Writer would be envious he didn't think of policy

Editor, the News:

Re: Next NDP candidate won’t be a white man (The News, Aug. 5).

Citing unproven allegations of systemic discrimination against a laundry list of supposedly disadvantaged groups vying for political nominations, the NDP has instituted a policy of blatant, indisputable discrimination against the discriminators, as a countermeasure.

If George Orwell were alive today, he would be green with envy that he didn’t think of this when penning his dystopian masterpiece, 1984, or his political allegory, Animal Farm.

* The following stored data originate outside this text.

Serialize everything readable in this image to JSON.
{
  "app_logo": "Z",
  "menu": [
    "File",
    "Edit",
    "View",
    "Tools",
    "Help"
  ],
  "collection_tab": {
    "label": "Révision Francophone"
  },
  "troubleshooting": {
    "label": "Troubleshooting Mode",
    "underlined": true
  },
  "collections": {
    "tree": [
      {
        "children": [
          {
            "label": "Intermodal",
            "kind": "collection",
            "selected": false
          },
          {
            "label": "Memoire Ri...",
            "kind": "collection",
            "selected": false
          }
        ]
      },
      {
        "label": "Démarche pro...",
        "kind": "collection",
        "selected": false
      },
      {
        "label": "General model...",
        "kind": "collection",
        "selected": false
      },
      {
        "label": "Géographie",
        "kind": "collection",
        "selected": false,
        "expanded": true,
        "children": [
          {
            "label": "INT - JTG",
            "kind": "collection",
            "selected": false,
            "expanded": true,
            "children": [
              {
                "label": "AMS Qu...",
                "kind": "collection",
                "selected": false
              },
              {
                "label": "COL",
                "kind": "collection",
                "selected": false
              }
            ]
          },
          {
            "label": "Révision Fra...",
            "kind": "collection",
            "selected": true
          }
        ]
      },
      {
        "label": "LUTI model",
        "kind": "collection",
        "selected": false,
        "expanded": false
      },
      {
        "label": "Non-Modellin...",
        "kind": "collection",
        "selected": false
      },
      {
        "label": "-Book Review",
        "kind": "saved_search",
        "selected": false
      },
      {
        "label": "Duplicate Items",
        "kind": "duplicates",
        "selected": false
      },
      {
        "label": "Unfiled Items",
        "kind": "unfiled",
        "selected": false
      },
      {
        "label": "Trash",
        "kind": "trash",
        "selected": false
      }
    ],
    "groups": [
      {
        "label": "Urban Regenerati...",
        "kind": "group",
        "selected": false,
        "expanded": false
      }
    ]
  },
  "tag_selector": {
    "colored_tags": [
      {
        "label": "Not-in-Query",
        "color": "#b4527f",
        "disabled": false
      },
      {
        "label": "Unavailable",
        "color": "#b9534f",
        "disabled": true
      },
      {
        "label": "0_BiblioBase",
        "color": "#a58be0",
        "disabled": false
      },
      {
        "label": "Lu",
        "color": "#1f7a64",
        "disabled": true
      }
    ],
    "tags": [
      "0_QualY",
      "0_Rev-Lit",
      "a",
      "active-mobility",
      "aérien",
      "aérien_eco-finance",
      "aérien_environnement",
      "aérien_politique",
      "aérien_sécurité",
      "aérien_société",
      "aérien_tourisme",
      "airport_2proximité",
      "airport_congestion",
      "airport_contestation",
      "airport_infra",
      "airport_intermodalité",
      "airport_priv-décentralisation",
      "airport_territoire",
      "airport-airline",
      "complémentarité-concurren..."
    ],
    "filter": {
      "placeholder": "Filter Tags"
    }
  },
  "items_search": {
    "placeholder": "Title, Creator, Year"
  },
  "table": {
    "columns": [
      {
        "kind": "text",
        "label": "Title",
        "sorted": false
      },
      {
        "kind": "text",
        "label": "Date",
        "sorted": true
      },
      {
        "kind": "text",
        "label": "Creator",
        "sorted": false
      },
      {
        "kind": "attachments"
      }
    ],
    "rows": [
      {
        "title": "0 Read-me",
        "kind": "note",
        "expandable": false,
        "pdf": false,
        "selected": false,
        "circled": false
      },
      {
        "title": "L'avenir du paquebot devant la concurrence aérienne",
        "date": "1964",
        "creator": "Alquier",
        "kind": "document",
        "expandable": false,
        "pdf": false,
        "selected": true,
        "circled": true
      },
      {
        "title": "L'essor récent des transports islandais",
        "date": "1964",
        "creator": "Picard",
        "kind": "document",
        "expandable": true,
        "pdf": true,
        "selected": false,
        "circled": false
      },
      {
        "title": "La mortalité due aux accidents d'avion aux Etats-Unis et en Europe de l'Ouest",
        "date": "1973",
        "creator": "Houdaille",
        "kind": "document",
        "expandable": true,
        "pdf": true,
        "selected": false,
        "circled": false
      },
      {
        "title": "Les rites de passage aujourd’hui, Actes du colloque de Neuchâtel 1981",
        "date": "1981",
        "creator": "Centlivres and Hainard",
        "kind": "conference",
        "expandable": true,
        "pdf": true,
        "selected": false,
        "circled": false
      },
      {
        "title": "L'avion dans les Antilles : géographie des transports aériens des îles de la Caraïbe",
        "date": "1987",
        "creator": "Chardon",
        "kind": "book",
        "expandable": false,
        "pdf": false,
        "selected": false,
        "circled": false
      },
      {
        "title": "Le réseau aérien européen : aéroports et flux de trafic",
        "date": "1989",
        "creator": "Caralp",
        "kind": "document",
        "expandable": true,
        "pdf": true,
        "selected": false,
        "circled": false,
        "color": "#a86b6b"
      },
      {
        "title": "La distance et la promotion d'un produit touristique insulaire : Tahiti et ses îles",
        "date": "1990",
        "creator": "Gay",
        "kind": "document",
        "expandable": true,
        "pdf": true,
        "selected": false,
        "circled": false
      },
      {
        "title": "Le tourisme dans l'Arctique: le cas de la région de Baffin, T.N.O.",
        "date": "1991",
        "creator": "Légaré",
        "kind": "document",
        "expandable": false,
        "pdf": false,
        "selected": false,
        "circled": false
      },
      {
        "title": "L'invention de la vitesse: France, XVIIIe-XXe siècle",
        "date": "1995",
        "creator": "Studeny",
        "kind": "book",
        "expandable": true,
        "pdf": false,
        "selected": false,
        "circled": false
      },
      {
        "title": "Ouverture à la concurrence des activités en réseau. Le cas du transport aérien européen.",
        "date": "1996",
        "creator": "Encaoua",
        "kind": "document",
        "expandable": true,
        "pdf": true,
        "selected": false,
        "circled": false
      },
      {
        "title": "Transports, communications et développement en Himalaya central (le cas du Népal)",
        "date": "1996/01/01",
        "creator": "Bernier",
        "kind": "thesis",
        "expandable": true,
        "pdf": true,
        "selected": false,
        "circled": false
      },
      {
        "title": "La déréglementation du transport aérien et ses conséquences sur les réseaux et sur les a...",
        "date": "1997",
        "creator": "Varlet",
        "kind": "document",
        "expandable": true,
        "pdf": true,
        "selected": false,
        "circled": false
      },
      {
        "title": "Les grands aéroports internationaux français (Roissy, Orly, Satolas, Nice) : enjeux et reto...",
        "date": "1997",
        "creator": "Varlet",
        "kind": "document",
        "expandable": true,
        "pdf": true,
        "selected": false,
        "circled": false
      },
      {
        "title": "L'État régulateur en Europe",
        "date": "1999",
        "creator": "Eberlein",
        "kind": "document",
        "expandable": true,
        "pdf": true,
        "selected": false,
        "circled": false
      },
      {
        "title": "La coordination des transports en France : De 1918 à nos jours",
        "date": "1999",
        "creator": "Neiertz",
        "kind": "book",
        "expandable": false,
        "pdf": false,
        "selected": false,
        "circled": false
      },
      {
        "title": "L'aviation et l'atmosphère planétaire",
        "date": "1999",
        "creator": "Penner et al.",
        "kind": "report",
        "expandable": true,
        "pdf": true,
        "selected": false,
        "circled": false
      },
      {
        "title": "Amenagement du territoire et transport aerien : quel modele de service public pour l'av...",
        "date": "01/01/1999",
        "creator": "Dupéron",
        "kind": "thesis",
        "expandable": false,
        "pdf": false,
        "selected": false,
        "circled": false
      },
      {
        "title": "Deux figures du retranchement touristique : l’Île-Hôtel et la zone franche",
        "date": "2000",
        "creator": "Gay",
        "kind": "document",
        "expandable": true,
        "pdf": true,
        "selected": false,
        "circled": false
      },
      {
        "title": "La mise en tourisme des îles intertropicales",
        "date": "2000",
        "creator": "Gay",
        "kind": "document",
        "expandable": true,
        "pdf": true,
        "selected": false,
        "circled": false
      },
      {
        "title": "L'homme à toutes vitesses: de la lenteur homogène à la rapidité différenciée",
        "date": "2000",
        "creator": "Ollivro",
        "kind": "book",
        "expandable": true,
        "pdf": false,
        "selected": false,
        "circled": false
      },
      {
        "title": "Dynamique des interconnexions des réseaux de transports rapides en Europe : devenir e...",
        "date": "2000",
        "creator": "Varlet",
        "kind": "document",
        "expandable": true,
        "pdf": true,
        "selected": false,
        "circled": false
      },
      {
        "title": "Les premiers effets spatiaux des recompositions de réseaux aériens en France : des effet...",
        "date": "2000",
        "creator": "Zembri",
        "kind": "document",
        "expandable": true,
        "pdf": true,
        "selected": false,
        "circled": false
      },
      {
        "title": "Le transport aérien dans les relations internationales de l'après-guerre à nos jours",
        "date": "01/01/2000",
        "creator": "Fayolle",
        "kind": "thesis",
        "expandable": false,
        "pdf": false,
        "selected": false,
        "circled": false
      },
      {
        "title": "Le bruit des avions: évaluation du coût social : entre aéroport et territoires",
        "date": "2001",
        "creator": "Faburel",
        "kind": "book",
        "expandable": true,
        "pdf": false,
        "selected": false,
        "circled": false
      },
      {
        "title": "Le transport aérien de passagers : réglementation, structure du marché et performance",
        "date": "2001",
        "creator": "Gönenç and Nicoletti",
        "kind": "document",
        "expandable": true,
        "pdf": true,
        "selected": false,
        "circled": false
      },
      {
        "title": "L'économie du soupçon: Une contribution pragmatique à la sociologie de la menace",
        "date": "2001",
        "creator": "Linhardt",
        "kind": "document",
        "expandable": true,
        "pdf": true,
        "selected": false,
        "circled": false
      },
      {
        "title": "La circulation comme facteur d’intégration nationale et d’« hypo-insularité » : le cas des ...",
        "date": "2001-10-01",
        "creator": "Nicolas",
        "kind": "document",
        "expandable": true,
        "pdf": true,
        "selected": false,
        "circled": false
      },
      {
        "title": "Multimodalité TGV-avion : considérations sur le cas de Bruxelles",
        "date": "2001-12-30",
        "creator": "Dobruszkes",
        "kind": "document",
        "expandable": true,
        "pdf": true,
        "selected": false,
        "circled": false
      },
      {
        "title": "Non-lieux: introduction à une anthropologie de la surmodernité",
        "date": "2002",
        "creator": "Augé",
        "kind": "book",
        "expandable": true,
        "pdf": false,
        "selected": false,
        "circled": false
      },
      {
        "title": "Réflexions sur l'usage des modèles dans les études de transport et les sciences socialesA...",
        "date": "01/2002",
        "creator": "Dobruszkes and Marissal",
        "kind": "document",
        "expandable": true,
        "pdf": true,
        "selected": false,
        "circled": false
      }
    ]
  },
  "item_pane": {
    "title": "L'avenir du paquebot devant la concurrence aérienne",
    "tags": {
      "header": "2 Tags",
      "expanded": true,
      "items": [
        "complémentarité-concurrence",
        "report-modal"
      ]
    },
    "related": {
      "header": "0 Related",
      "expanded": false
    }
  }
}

I suspect that Orwell, himself a social democrat, would find the NDP’s nomination policy as logically and morally indefensible as I do.

Like many forms of so-called affirmative action, this breathtakingly stupid policy confuses two simple concepts: equality of opportunity and equality of result.

The NDP are rigging the race so that the “disadvantaged” (who become advantaged, but in the worst possible way) are guaranteed to win the nomination.

The party does so at its own risk: when you discriminate and throw merit out the window, nobody really wins. The excluded lose, the party loses, society loses. Even those who “win” lose – for their nominations will be forever tainted by their unfair advantage.

My sister is a pharmacist and my sister-in-law is a judicial justice of the peace. I’m both proud and grateful to live in a country and in a time in which they were able, with dedication and sacrifice, to reach their potential.

Their professional achievements were only possible because those who came before them paved the way, creating a society that at least strives, however imperfectly, to provide equal opportunities and reward merit.

The NDP’s discriminatory nomination policy is an insult to their achievements and to that legacy.